Pinterest Visual Signals Infrastructure: Evolution from Lambda to Kappa Architecture

1,900
Pinterest
Pinterest is a social bookmarking site where users collect and share photos of their favorite events, interests and hobbies. One of the fastest growing social networks online, Pinterest is the third-largest such network behind only Facebook and Twitter.

By Ankit Patel | Software engineer, Content Acquisition and Media Platform


With the growing need for machine learning signals from Pinterest’s huge visual dataset, we decided to take a closer look at our infrastructure that produces and serves these signals. A few parameters we were particularly interested in were signal availability, infra complexity and cost optimization, tech integration, developer velocity, and monitoring. In this post, we will describe our journey from a Lambda architecture to the new real-time signals infrastructure inspired by Kappa architecture.

Background

In order to understand the existing visual signals infrastructure, we need to understand some of the basic content processing systems at Pinterest. Pinterest’s Content Acquisition and Media Platform, formerly known as Video and Image Platform (VIP), is responsible for ingesting, processing, and serving all of Pinterest’s content on every surface of the application. We ingest media at a massive scale every single day. This post will not go into details about the ingestion and serving part, and it will mostly focus on the processing part, as that is where most of the magic happens.

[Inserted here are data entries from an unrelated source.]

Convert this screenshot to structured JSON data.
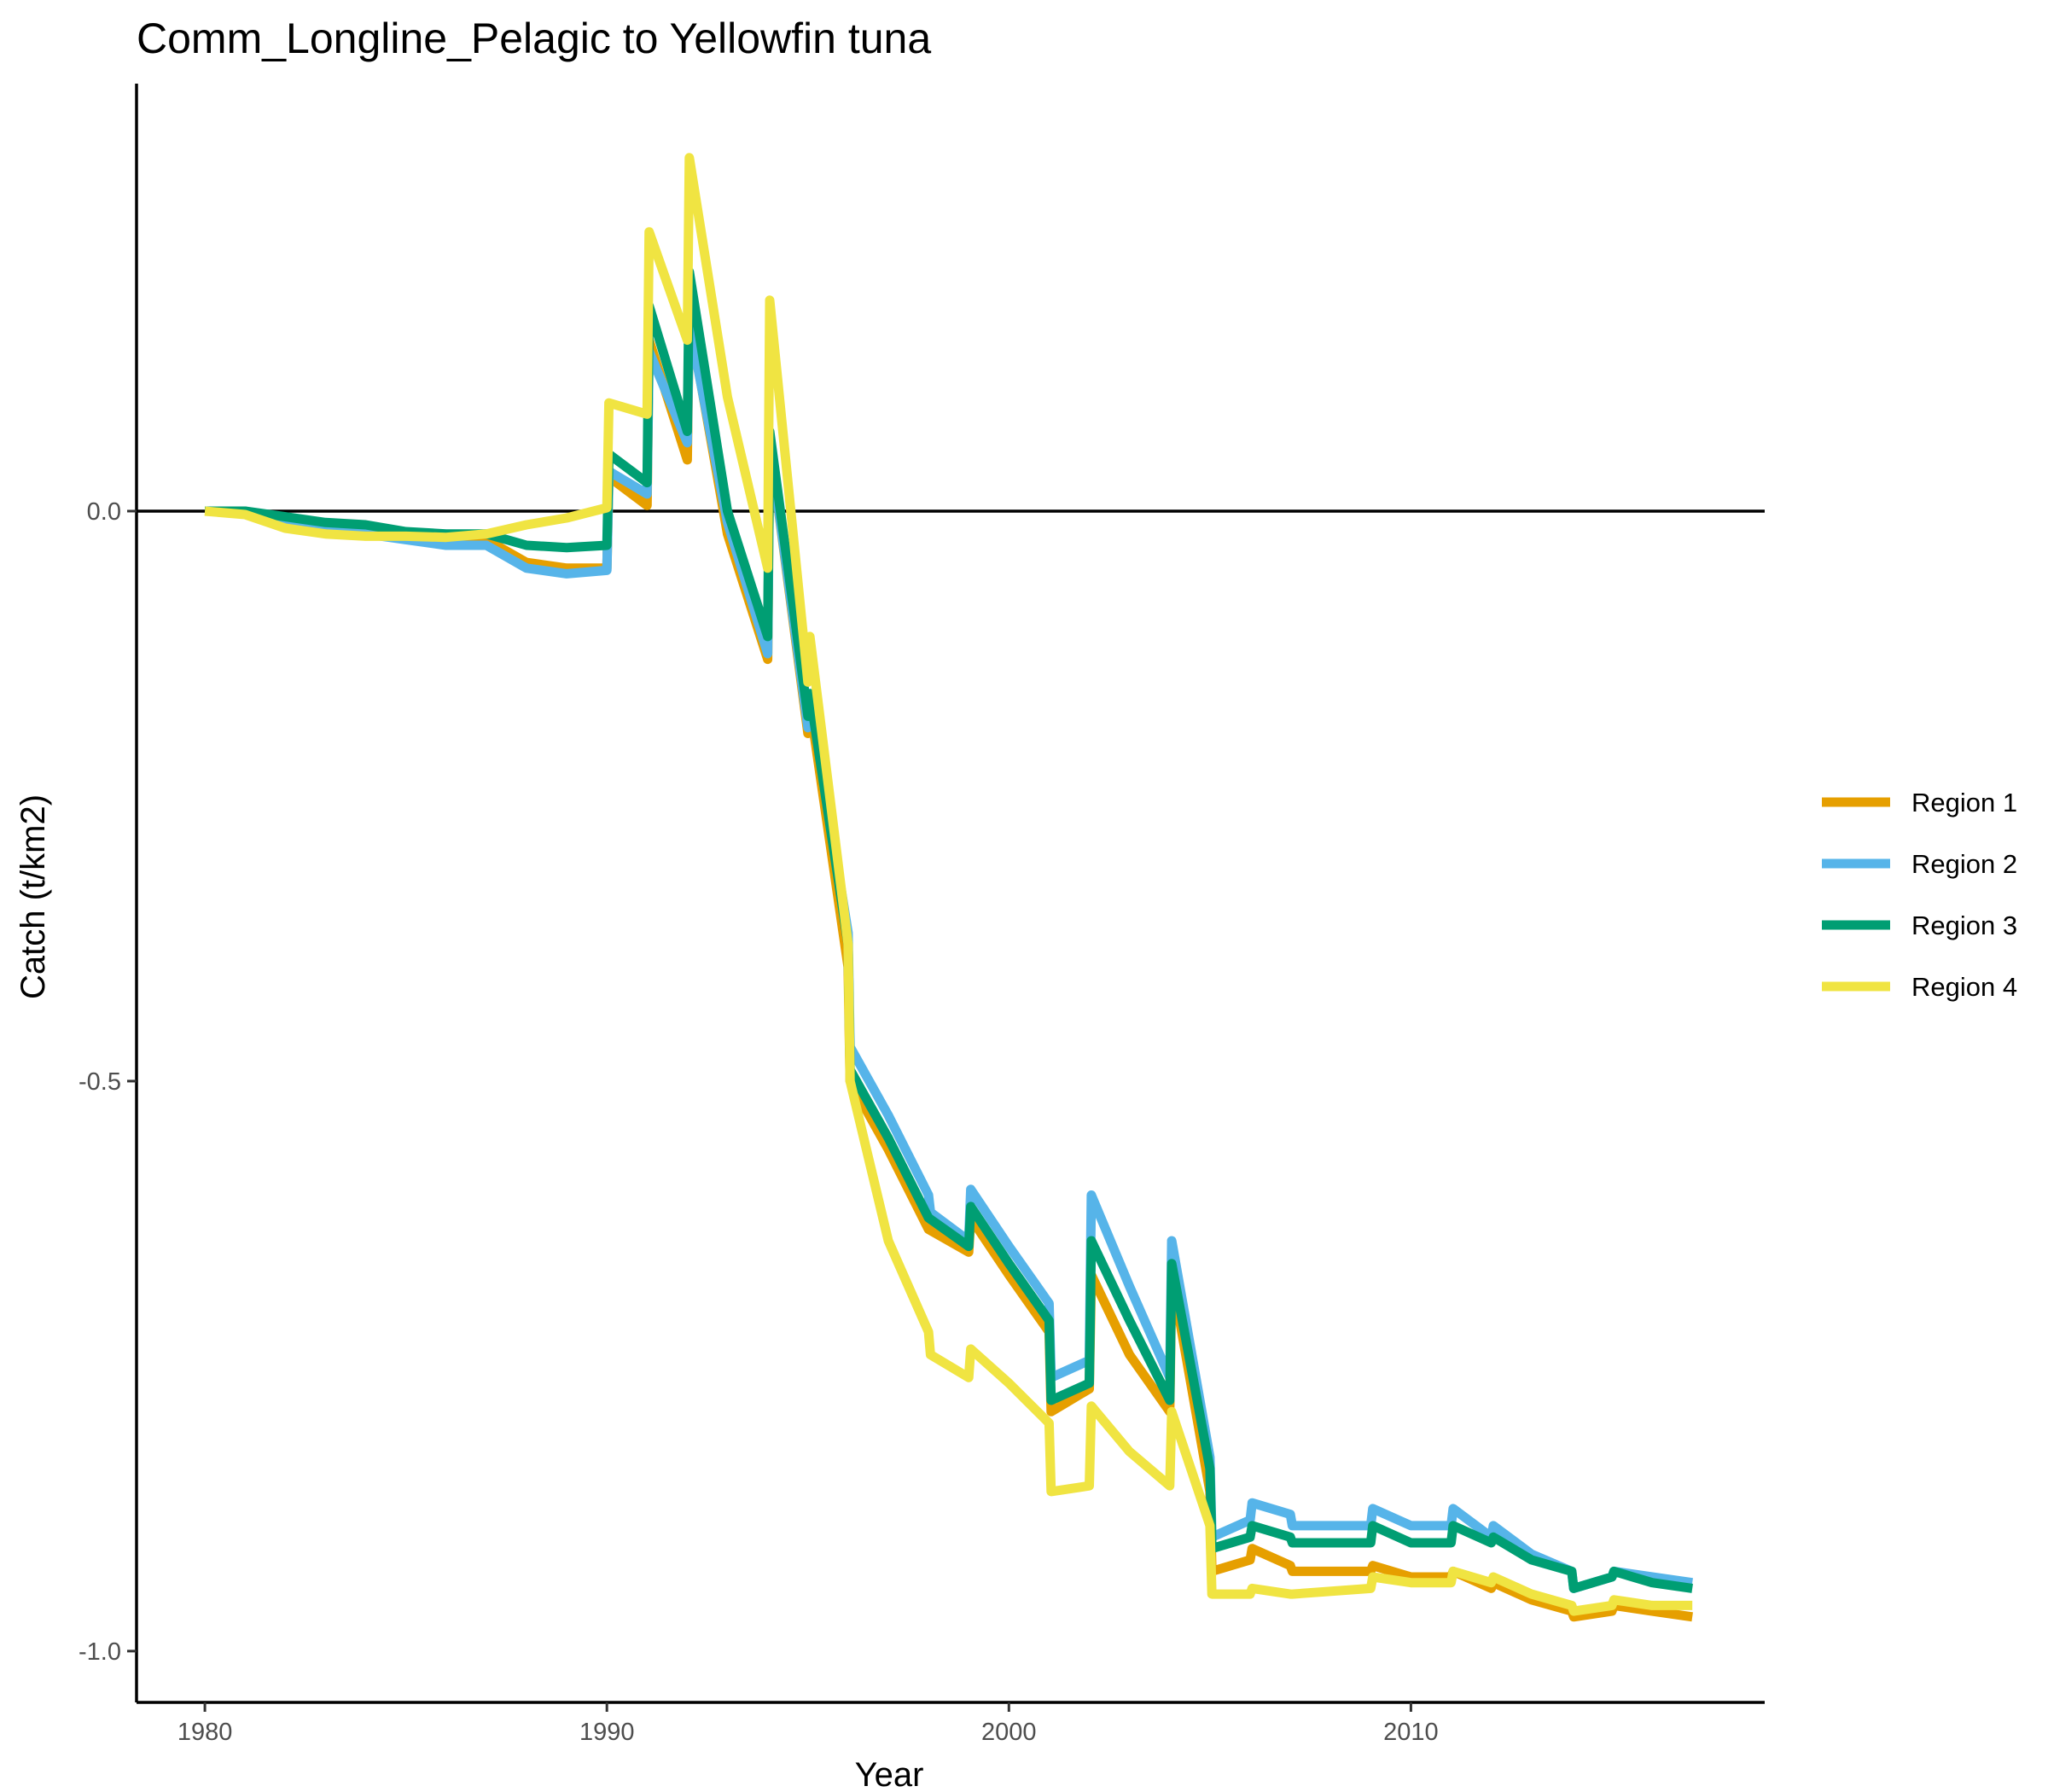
{
  "chart_data": {
    "type": "line",
    "title": "Comm_Longline_Pelagic to Yellowfin tuna",
    "xlabel": "Year",
    "ylabel": "Catch (t/km2)",
    "xlim": [
      1978.3,
      2018.8
    ],
    "ylim": [
      -1.045,
      0.375
    ],
    "x_ticks": [
      1980,
      1990,
      2000,
      2010
    ],
    "x_tick_labels": [
      "1980",
      "1990",
      "2000",
      "2010"
    ],
    "y_ticks": [
      0.0,
      -0.5,
      -1.0
    ],
    "y_tick_labels": [
      "0.0",
      "-0.5",
      "-1.0"
    ],
    "reference_line_y": 0,
    "grid": false,
    "legend_position": "right",
    "series": [
      {
        "name": "Region 1",
        "color": "#E69F00",
        "points": [
          [
            1980,
            0
          ],
          [
            1981,
            0
          ],
          [
            1982,
            -0.01
          ],
          [
            1983,
            -0.015
          ],
          [
            1984,
            -0.02
          ],
          [
            1985,
            -0.022
          ],
          [
            1986,
            -0.023
          ],
          [
            1987,
            -0.025
          ],
          [
            1988,
            -0.045
          ],
          [
            1989,
            -0.05
          ],
          [
            1990,
            -0.05
          ],
          [
            1990.05,
            0.03
          ],
          [
            1991,
            0.005
          ],
          [
            1991.05,
            0.15
          ],
          [
            1992,
            0.045
          ],
          [
            1992.05,
            0.17
          ],
          [
            1993,
            -0.02
          ],
          [
            1994,
            -0.13
          ],
          [
            1994.05,
            0.06
          ],
          [
            1995,
            -0.195
          ],
          [
            1995.05,
            -0.17
          ],
          [
            1996,
            -0.4
          ],
          [
            1996.05,
            -0.5
          ],
          [
            1997,
            -0.56
          ],
          [
            1998,
            -0.63
          ],
          [
            1999,
            -0.65
          ],
          [
            1999.05,
            -0.62
          ],
          [
            2000,
            -0.67
          ],
          [
            2001,
            -0.72
          ],
          [
            2001.05,
            -0.79
          ],
          [
            2002,
            -0.77
          ],
          [
            2002.05,
            -0.67
          ],
          [
            2003,
            -0.74
          ],
          [
            2004,
            -0.79
          ],
          [
            2004.05,
            -0.67
          ],
          [
            2005,
            -0.86
          ],
          [
            2005.05,
            -0.93
          ],
          [
            2006,
            -0.92
          ],
          [
            2006.05,
            -0.91
          ],
          [
            2007,
            -0.925
          ],
          [
            2007.05,
            -0.93
          ],
          [
            2009,
            -0.93
          ],
          [
            2009.05,
            -0.925
          ],
          [
            2010,
            -0.935
          ],
          [
            2011,
            -0.935
          ],
          [
            2011.05,
            -0.93
          ],
          [
            2012,
            -0.945
          ],
          [
            2012.05,
            -0.94
          ],
          [
            2013,
            -0.955
          ],
          [
            2014,
            -0.965
          ],
          [
            2014.05,
            -0.97
          ],
          [
            2015,
            -0.965
          ],
          [
            2015.05,
            -0.96
          ],
          [
            2016,
            -0.965
          ],
          [
            2017,
            -0.97
          ]
        ]
      },
      {
        "name": "Region 2",
        "color": "#56B4E9",
        "points": [
          [
            1980,
            0
          ],
          [
            1981,
            0
          ],
          [
            1982,
            -0.01
          ],
          [
            1983,
            -0.015
          ],
          [
            1984,
            -0.02
          ],
          [
            1985,
            -0.025
          ],
          [
            1986,
            -0.03
          ],
          [
            1987,
            -0.03
          ],
          [
            1988,
            -0.05
          ],
          [
            1989,
            -0.055
          ],
          [
            1990,
            -0.052
          ],
          [
            1990.05,
            0.035
          ],
          [
            1991,
            0.015
          ],
          [
            1991.05,
            0.14
          ],
          [
            1992,
            0.06
          ],
          [
            1992.05,
            0.165
          ],
          [
            1993,
            -0.01
          ],
          [
            1994,
            -0.125
          ],
          [
            1994.05,
            0.06
          ],
          [
            1995,
            -0.19
          ],
          [
            1995.05,
            -0.16
          ],
          [
            1996,
            -0.37
          ],
          [
            1996.05,
            -0.47
          ],
          [
            1997,
            -0.53
          ],
          [
            1998,
            -0.6
          ],
          [
            1998.05,
            -0.615
          ],
          [
            1999,
            -0.64
          ],
          [
            1999.05,
            -0.595
          ],
          [
            2000,
            -0.645
          ],
          [
            2001,
            -0.695
          ],
          [
            2001.05,
            -0.76
          ],
          [
            2002,
            -0.745
          ],
          [
            2002.05,
            -0.6
          ],
          [
            2003,
            -0.68
          ],
          [
            2004,
            -0.76
          ],
          [
            2004.05,
            -0.64
          ],
          [
            2005,
            -0.83
          ],
          [
            2005.05,
            -0.9
          ],
          [
            2006,
            -0.885
          ],
          [
            2006.05,
            -0.87
          ],
          [
            2007,
            -0.88
          ],
          [
            2007.05,
            -0.89
          ],
          [
            2009,
            -0.89
          ],
          [
            2009.05,
            -0.875
          ],
          [
            2010,
            -0.89
          ],
          [
            2011,
            -0.89
          ],
          [
            2011.05,
            -0.875
          ],
          [
            2012,
            -0.9
          ],
          [
            2012.05,
            -0.89
          ],
          [
            2013,
            -0.915
          ],
          [
            2014,
            -0.93
          ],
          [
            2014.05,
            -0.945
          ],
          [
            2015,
            -0.935
          ],
          [
            2015.05,
            -0.93
          ],
          [
            2016,
            -0.935
          ],
          [
            2017,
            -0.94
          ]
        ]
      },
      {
        "name": "Region 3",
        "color": "#009E73",
        "points": [
          [
            1980,
            0
          ],
          [
            1981,
            0
          ],
          [
            1982,
            -0.005
          ],
          [
            1983,
            -0.01
          ],
          [
            1984,
            -0.012
          ],
          [
            1985,
            -0.018
          ],
          [
            1986,
            -0.02
          ],
          [
            1987,
            -0.02
          ],
          [
            1988,
            -0.03
          ],
          [
            1989,
            -0.032
          ],
          [
            1990,
            -0.03
          ],
          [
            1990.05,
            0.05
          ],
          [
            1991,
            0.025
          ],
          [
            1991.05,
            0.18
          ],
          [
            1992,
            0.07
          ],
          [
            1992.05,
            0.21
          ],
          [
            1993,
            0.0
          ],
          [
            1994,
            -0.11
          ],
          [
            1994.05,
            0.07
          ],
          [
            1995,
            -0.18
          ],
          [
            1995.05,
            -0.16
          ],
          [
            1996,
            -0.38
          ],
          [
            1996.05,
            -0.49
          ],
          [
            1997,
            -0.55
          ],
          [
            1998,
            -0.62
          ],
          [
            1999,
            -0.645
          ],
          [
            1999.05,
            -0.61
          ],
          [
            2000,
            -0.66
          ],
          [
            2001,
            -0.71
          ],
          [
            2001.05,
            -0.78
          ],
          [
            2002,
            -0.765
          ],
          [
            2002.05,
            -0.64
          ],
          [
            2003,
            -0.71
          ],
          [
            2004,
            -0.78
          ],
          [
            2004.05,
            -0.66
          ],
          [
            2005,
            -0.84
          ],
          [
            2005.05,
            -0.91
          ],
          [
            2006,
            -0.9
          ],
          [
            2006.05,
            -0.89
          ],
          [
            2007,
            -0.9
          ],
          [
            2007.05,
            -0.905
          ],
          [
            2009,
            -0.905
          ],
          [
            2009.05,
            -0.89
          ],
          [
            2010,
            -0.905
          ],
          [
            2011,
            -0.905
          ],
          [
            2011.05,
            -0.89
          ],
          [
            2012,
            -0.905
          ],
          [
            2012.05,
            -0.9
          ],
          [
            2013,
            -0.92
          ],
          [
            2014,
            -0.93
          ],
          [
            2014.05,
            -0.945
          ],
          [
            2015,
            -0.935
          ],
          [
            2015.05,
            -0.93
          ],
          [
            2016,
            -0.94
          ],
          [
            2017,
            -0.945
          ]
        ]
      },
      {
        "name": "Region 4",
        "color": "#F0E442",
        "points": [
          [
            1980,
            0
          ],
          [
            1981,
            -0.003
          ],
          [
            1982,
            -0.015
          ],
          [
            1983,
            -0.02
          ],
          [
            1984,
            -0.022
          ],
          [
            1985,
            -0.022
          ],
          [
            1986,
            -0.023
          ],
          [
            1987,
            -0.02
          ],
          [
            1988,
            -0.012
          ],
          [
            1989,
            -0.006
          ],
          [
            1990,
            0.003
          ],
          [
            1990.05,
            0.095
          ],
          [
            1991,
            0.085
          ],
          [
            1991.05,
            0.245
          ],
          [
            1992,
            0.15
          ],
          [
            1992.05,
            0.31
          ],
          [
            1993,
            0.1
          ],
          [
            1994,
            -0.05
          ],
          [
            1994.05,
            0.185
          ],
          [
            1995,
            -0.15
          ],
          [
            1995.05,
            -0.11
          ],
          [
            1996,
            -0.38
          ],
          [
            1996.05,
            -0.5
          ],
          [
            1997,
            -0.64
          ],
          [
            1998,
            -0.72
          ],
          [
            1998.05,
            -0.74
          ],
          [
            1999,
            -0.76
          ],
          [
            1999.05,
            -0.735
          ],
          [
            2000,
            -0.765
          ],
          [
            2001,
            -0.8
          ],
          [
            2001.05,
            -0.86
          ],
          [
            2002,
            -0.855
          ],
          [
            2002.05,
            -0.785
          ],
          [
            2003,
            -0.825
          ],
          [
            2004,
            -0.855
          ],
          [
            2004.05,
            -0.79
          ],
          [
            2005,
            -0.89
          ],
          [
            2005.05,
            -0.95
          ],
          [
            2006,
            -0.95
          ],
          [
            2006.05,
            -0.945
          ],
          [
            2007,
            -0.95
          ],
          [
            2007.05,
            -0.95
          ],
          [
            2009,
            -0.945
          ],
          [
            2009.05,
            -0.935
          ],
          [
            2010,
            -0.94
          ],
          [
            2011,
            -0.94
          ],
          [
            2011.05,
            -0.93
          ],
          [
            2012,
            -0.94
          ],
          [
            2012.05,
            -0.935
          ],
          [
            2013,
            -0.95
          ],
          [
            2014,
            -0.96
          ],
          [
            2014.05,
            -0.965
          ],
          [
            2015,
            -0.96
          ],
          [
            2015.05,
            -0.955
          ],
          [
            2016,
            -0.96
          ],
          [
            2017,
            -0.96
          ]
        ]
      }
    ]
  }
}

Media is ingested through 50 different pipelines. Pipelines are namespaces in VIP systems, e.g. Pinner uploaded content, crawled images, shopping images, video keyframes, user profile images, etc. Each pipeline maps to custom media processing configurations tailored for the use case it serves.

When we started building our visual signals processing infrastructure, we utilized this existing namespace philosophy and also partitioned our visual signals around pipelines. Pinterest’s homegrown signal processing and serving tech stack is called Galaxy. Namespaces keyed by different entity IDs in Galaxy are called Joins or Galaxies. Each VIP pipeline is mapped to their equivalent Galaxy. Sometimes we combine multiple similar pipelines into a single galaxy, as they are closely related.

Lambda Architecture

Until recently, we used the Lambda architecture illustrated below to compute visual signals from our media content.

As you can see in the diagram above, there are 2 modes to this architecture: online and offline. Let’s discuss the offline architecture first.

  1. A nightly workflow (Hadoop based map-reduce job) is scheduled to run. We calculate the delta unique image signatures from that particular day and create a new partition.
  2. We then create batches of image signatures and enqueue PinLater jobs for processing these batches.
  3. We spin up a GPU cluster with the ML models needed for the signal computation and then start processing the PinLater Jobs. This is an expensive cluster.
  4. We download the image from Amazon S3, run the model inference on them, and then store the output in S3. We would then spin down the GPU cluster to optimize EC2 spend.
  5. The signal is generated in a delimited bytes format with Protobuf encoded values.
  6. We kickoff a Workflow which transforms this output into equivalent Apache Thrift encoding because Pinterest heavily uses Thrift as its wire format and storage for data.
  7. Thrift output is stored in a Parquet columnar Hive table. Downstream batch clients consume this output.
  8. In order to support real time RPC clients, we have a final workflow that uploads the Hive partition to a Rockstore key value pair database.
  9. Galaxy Signal Service provides an RPC API to look up these signals from Rockstore for our online clients.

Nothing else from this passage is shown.